There are times (in fact, let’s be honest, it’s most of the time) that I feel like it’s not reasonable to grieve who I was before I had kids, stayed home, was married, stopped working. Those are my choices. I don’t regret them. But with every choice that is made, others are left on the side of the road. You watch them fade in the distance like a kid who presses her snotty nose against the back window pane in the family chevy station wagon as she watches the circus get smaller and smaller. It was a fun day - now it’s time for home. The kid licks her cotton candy sticky fingers and thinks about her bed.
I have this guilt around missing who I was or perhaps who I am - but am not being at the moment.  Let me state, for the record, that I know that I am blessed. I have a husband whom I love and is an able and steady provider. I have my three boys, a house in the suburbs with an excellent school, friendly neighbors, holidays full of loved ones and antiques that have been handed down to me. What I’ve set aside or made take a backseat or let slip is my ongoing connection to my creativity.  It’s been set on the shelf over the years that I’ve folded clothes, changed diapers, run errands, scheduled doctor’s appointments. Some women do it. They keep the channel open right through having kids and mortgage payments and bunko nights. Some women feel too strongly to let it go or make getting their kids gatorade and crackers when they have the flu more important than scratching down song lyrics that occur to them or writing because they have to. I haven’t been one of those women. I’ve done bits and pieces. I’ve gotten committed for brief periods of time. Then the fridge breaks down, the animals get fleas, the kids need homework help and again I let it slide,  whatever my inner voice is telling me to create.

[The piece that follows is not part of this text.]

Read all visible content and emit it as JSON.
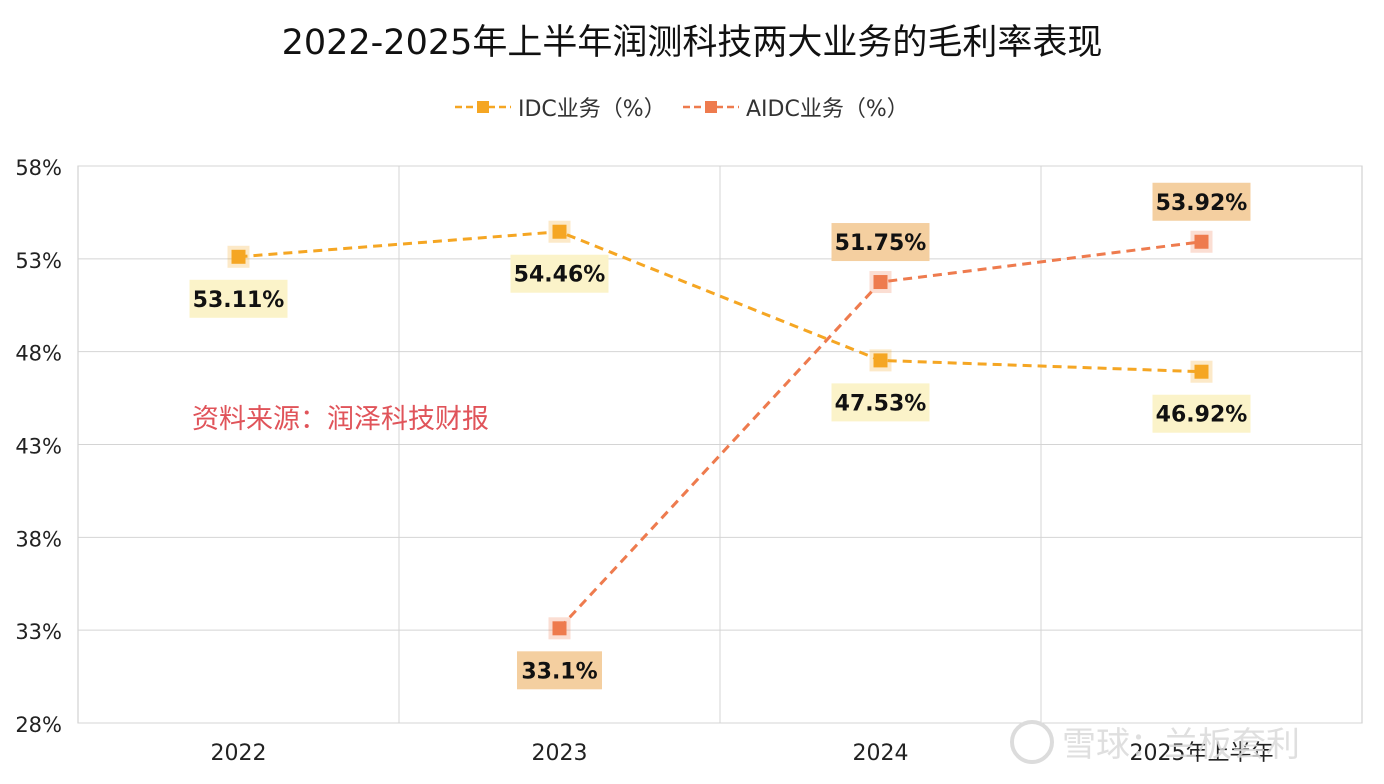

I’ve told it “no” or set it aside enough so that now that voice is thin and small and easily ignored. When I go to see Shawn Colvin at the Troubadour the lump in my throat tells me that the 20-something who connected with that music is still there. I’m right here. I’m 47 now and have a white streak of hair and lines around my mouth but I’m very much still the same person.  How do I be this person, the younger, connected-to-her-muse one and the person I’m used to being, the one who drives 35 minutes to Monrovia to take her son a bottle of water to his flag football game and see 15 minutes of it before driving 35 minutes back home. I’d like it if she could sit down and make some kind of a deal with 22 year old me who heard “Steady On” streaming from the car at Bennington college and was touched by the melody and the lyrics. I’d like it if the mes could hash out a custody arrangement. Perhaps young me could have some time while the kids are in school. Old me is kind of controlling and likes getting things done and isn’t too sure about letting young me take the wheel. She’s worried that if I plug into inspiration it will take over and I won’t be able to accomplish all the things I need to do on a given day. 47 year old me is thinking about what’s for dinner and the dog needs another walk and the kids need ortho appointments and is worried that letting go of the reins will mean chaos.  It all just makes me want to cry.

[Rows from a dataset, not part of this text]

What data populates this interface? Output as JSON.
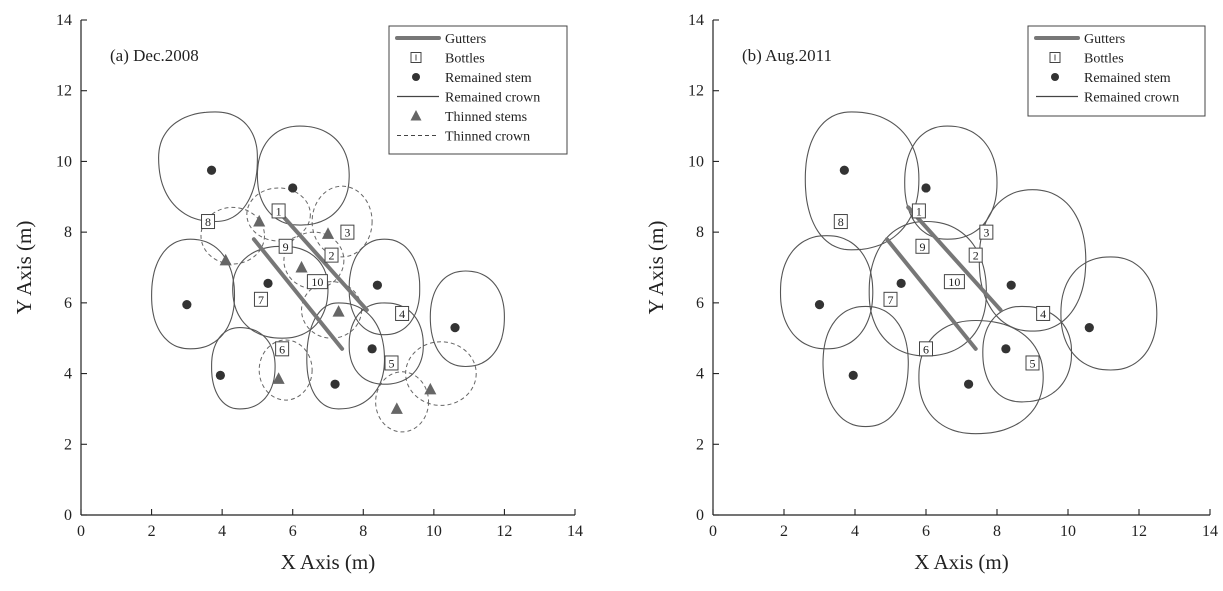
{
  "chart_data": [
    {
      "type": "scatter",
      "title": "(a) Dec.2008",
      "xlabel": "X Axis (m)",
      "ylabel": "Y Axis (m)",
      "xlim": [
        0,
        14
      ],
      "ylim": [
        0,
        14
      ],
      "xticks": [
        0,
        2,
        4,
        6,
        8,
        10,
        12,
        14
      ],
      "yticks": [
        0,
        2,
        4,
        6,
        8,
        10,
        12,
        14
      ],
      "legend": {
        "placement": "top-right",
        "entries": [
          "Gutters",
          "Bottles",
          "Remained stem",
          "Remained crown",
          "Thinned stems",
          "Thinned crown"
        ]
      },
      "gutters": [
        {
          "x1": 5.5,
          "y1": 8.7,
          "x2": 8.1,
          "y2": 5.8
        },
        {
          "x1": 4.9,
          "y1": 7.8,
          "x2": 7.4,
          "y2": 4.7
        }
      ],
      "bottles": [
        {
          "label": "1",
          "x": 5.6,
          "y": 8.6
        },
        {
          "label": "2",
          "x": 7.1,
          "y": 7.35
        },
        {
          "label": "3",
          "x": 7.55,
          "y": 8.0
        },
        {
          "label": "4",
          "x": 9.1,
          "y": 5.7
        },
        {
          "label": "5",
          "x": 8.8,
          "y": 4.3
        },
        {
          "label": "6",
          "x": 5.7,
          "y": 4.7
        },
        {
          "label": "7",
          "x": 5.1,
          "y": 6.1
        },
        {
          "label": "8",
          "x": 3.6,
          "y": 8.3
        },
        {
          "label": "9",
          "x": 5.8,
          "y": 7.6
        },
        {
          "label": "10",
          "x": 6.7,
          "y": 6.6
        }
      ],
      "remained_stems": [
        {
          "x": 3.7,
          "y": 9.75
        },
        {
          "x": 6.0,
          "y": 9.25
        },
        {
          "x": 3.0,
          "y": 5.95
        },
        {
          "x": 5.3,
          "y": 6.55
        },
        {
          "x": 8.4,
          "y": 6.5
        },
        {
          "x": 10.6,
          "y": 5.3
        },
        {
          "x": 3.95,
          "y": 3.95
        },
        {
          "x": 7.2,
          "y": 3.7
        },
        {
          "x": 8.25,
          "y": 4.7
        }
      ],
      "remained_crowns": [
        {
          "cx": 3.8,
          "cy": 10.1,
          "rx": 1.15,
          "ry": 1.15,
          "ext": [
            1.2,
            1.3,
            1.6,
            1.8
          ]
        },
        {
          "cx": 6.2,
          "cy": 9.6,
          "rx": 1.2,
          "ry": 1.1,
          "ext": [
            1.4,
            1.4,
            1.2,
            1.4
          ]
        },
        {
          "cx": 3.1,
          "cy": 6.2,
          "rx": 1.3,
          "ry": 1.3,
          "ext": [
            1.25,
            1.6,
            1.1,
            1.5
          ]
        },
        {
          "cx": 5.7,
          "cy": 6.4,
          "rx": 1.2,
          "ry": 1.3,
          "ext": [
            1.3,
            1.2,
            1.4,
            1.4
          ]
        },
        {
          "cx": 8.6,
          "cy": 6.4,
          "rx": 1.0,
          "ry": 1.1,
          "ext": [
            1.0,
            1.4,
            1.0,
            1.3
          ]
        },
        {
          "cx": 10.9,
          "cy": 5.6,
          "rx": 1.0,
          "ry": 1.0,
          "ext": [
            1.1,
            1.3,
            1.0,
            1.4
          ]
        },
        {
          "cx": 4.5,
          "cy": 4.2,
          "rx": 1.0,
          "ry": 1.0,
          "ext": [
            1.0,
            1.1,
            0.8,
            1.2
          ]
        },
        {
          "cx": 7.3,
          "cy": 4.4,
          "rx": 1.2,
          "ry": 1.2,
          "ext": [
            1.3,
            1.6,
            0.9,
            1.4
          ]
        },
        {
          "cx": 8.6,
          "cy": 4.8,
          "rx": 1.0,
          "ry": 1.0,
          "ext": [
            1.1,
            1.2,
            1.0,
            1.1
          ]
        }
      ],
      "thinned_stems": [
        {
          "x": 5.05,
          "y": 8.3
        },
        {
          "x": 4.1,
          "y": 7.2
        },
        {
          "x": 7.0,
          "y": 7.95
        },
        {
          "x": 6.25,
          "y": 7.0
        },
        {
          "x": 7.3,
          "y": 5.75
        },
        {
          "x": 5.6,
          "y": 3.85
        },
        {
          "x": 8.95,
          "y": 3.0
        },
        {
          "x": 9.9,
          "y": 3.55
        }
      ],
      "thinned_crowns": [
        {
          "cx": 4.3,
          "cy": 7.9,
          "rx": 0.9,
          "ry": 0.8
        },
        {
          "cx": 5.6,
          "cy": 8.5,
          "rx": 0.9,
          "ry": 0.75
        },
        {
          "cx": 7.4,
          "cy": 8.3,
          "rx": 0.85,
          "ry": 1.0
        },
        {
          "cx": 6.6,
          "cy": 7.2,
          "rx": 0.85,
          "ry": 0.8
        },
        {
          "cx": 7.1,
          "cy": 5.8,
          "rx": 0.85,
          "ry": 0.8
        },
        {
          "cx": 5.8,
          "cy": 4.1,
          "rx": 0.75,
          "ry": 0.85
        },
        {
          "cx": 9.1,
          "cy": 3.2,
          "rx": 0.75,
          "ry": 0.85
        },
        {
          "cx": 10.2,
          "cy": 4.0,
          "rx": 1.0,
          "ry": 0.9
        }
      ]
    },
    {
      "type": "scatter",
      "title": "(b) Aug.2011",
      "xlabel": "X Axis (m)",
      "ylabel": "Y Axis (m)",
      "xlim": [
        0,
        14
      ],
      "ylim": [
        0,
        14
      ],
      "xticks": [
        0,
        2,
        4,
        6,
        8,
        10,
        12,
        14
      ],
      "yticks": [
        0,
        2,
        4,
        6,
        8,
        10,
        12,
        14
      ],
      "legend": {
        "placement": "top-right",
        "entries": [
          "Gutters",
          "Bottles",
          "Remained stem",
          "Remained crown"
        ]
      },
      "gutters": [
        {
          "x1": 5.5,
          "y1": 8.7,
          "x2": 8.1,
          "y2": 5.8
        },
        {
          "x1": 4.9,
          "y1": 7.8,
          "x2": 7.4,
          "y2": 4.7
        }
      ],
      "bottles": [
        {
          "label": "1",
          "x": 5.8,
          "y": 8.6
        },
        {
          "label": "2",
          "x": 7.4,
          "y": 7.35
        },
        {
          "label": "3",
          "x": 7.7,
          "y": 8.0
        },
        {
          "label": "4",
          "x": 9.3,
          "y": 5.7
        },
        {
          "label": "5",
          "x": 9.0,
          "y": 4.3
        },
        {
          "label": "6",
          "x": 6.0,
          "y": 4.7
        },
        {
          "label": "7",
          "x": 5.0,
          "y": 6.1
        },
        {
          "label": "8",
          "x": 3.6,
          "y": 8.3
        },
        {
          "label": "9",
          "x": 5.9,
          "y": 7.6
        },
        {
          "label": "10",
          "x": 6.8,
          "y": 6.6
        }
      ],
      "remained_stems": [
        {
          "x": 3.7,
          "y": 9.75
        },
        {
          "x": 6.0,
          "y": 9.25
        },
        {
          "x": 3.0,
          "y": 5.95
        },
        {
          "x": 5.3,
          "y": 6.55
        },
        {
          "x": 8.4,
          "y": 6.5
        },
        {
          "x": 10.6,
          "y": 5.3
        },
        {
          "x": 3.95,
          "y": 3.95
        },
        {
          "x": 7.2,
          "y": 3.7
        },
        {
          "x": 8.25,
          "y": 4.7
        }
      ],
      "remained_crowns": [
        {
          "cx": 3.9,
          "cy": 9.5,
          "rx": 1.8,
          "ry": 1.8,
          "ext": [
            1.9,
            1.9,
            1.3,
            2.0
          ]
        },
        {
          "cx": 6.6,
          "cy": 9.4,
          "rx": 1.5,
          "ry": 1.4,
          "ext": [
            1.4,
            1.6,
            1.2,
            1.6
          ]
        },
        {
          "cx": 3.2,
          "cy": 6.3,
          "rx": 1.5,
          "ry": 1.5,
          "ext": [
            1.3,
            1.6,
            1.3,
            1.6
          ]
        },
        {
          "cx": 6.0,
          "cy": 6.3,
          "rx": 1.8,
          "ry": 1.7,
          "ext": [
            1.7,
            2.0,
            1.6,
            1.8
          ]
        },
        {
          "cx": 9.0,
          "cy": 7.2,
          "rx": 1.7,
          "ry": 1.7,
          "ext": [
            1.5,
            2.0,
            1.5,
            2.0
          ]
        },
        {
          "cx": 11.2,
          "cy": 5.7,
          "rx": 1.5,
          "ry": 1.4,
          "ext": [
            1.3,
            1.6,
            1.4,
            1.6
          ]
        },
        {
          "cx": 4.3,
          "cy": 4.3,
          "rx": 1.3,
          "ry": 1.3,
          "ext": [
            1.2,
            1.6,
            1.2,
            1.8
          ]
        },
        {
          "cx": 7.4,
          "cy": 3.9,
          "rx": 1.8,
          "ry": 1.8,
          "ext": [
            1.9,
            1.6,
            1.6,
            1.6
          ]
        },
        {
          "cx": 8.7,
          "cy": 4.6,
          "rx": 1.4,
          "ry": 1.3,
          "ext": [
            1.4,
            1.3,
            1.1,
            1.4
          ]
        }
      ]
    }
  ]
}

I go back to the lyrics that pull at my heart then and now. Shawn sings:
“I am weaving
Like a drunkard
Like a balloon up in the air
I am needing a puncture and someone
To point me somewhere
I’m gonna keep my head on straight
I just hope it’s not too late
Open up the gate I go straight on, steady on

Steady on!”

If I touch in with myself I know that no one, not the world, not society, no one gets to tell me how I should or shouldn’t feel.  It’s OK for me to miss the things that my decisions have left behind. It’s alright for me to feel sentimental about myself before all this wonderful stuff like kids and marriage and houses in the suburbs happened. The question is - what do I do with this? What do I do with the lump in my throat and my yearning to reconnect with the parts of myself that have been neglected?  I think I go “Steady On” into negotiations with my own self. I set the table, pour the tea and ask my inner persons to begin negotiating.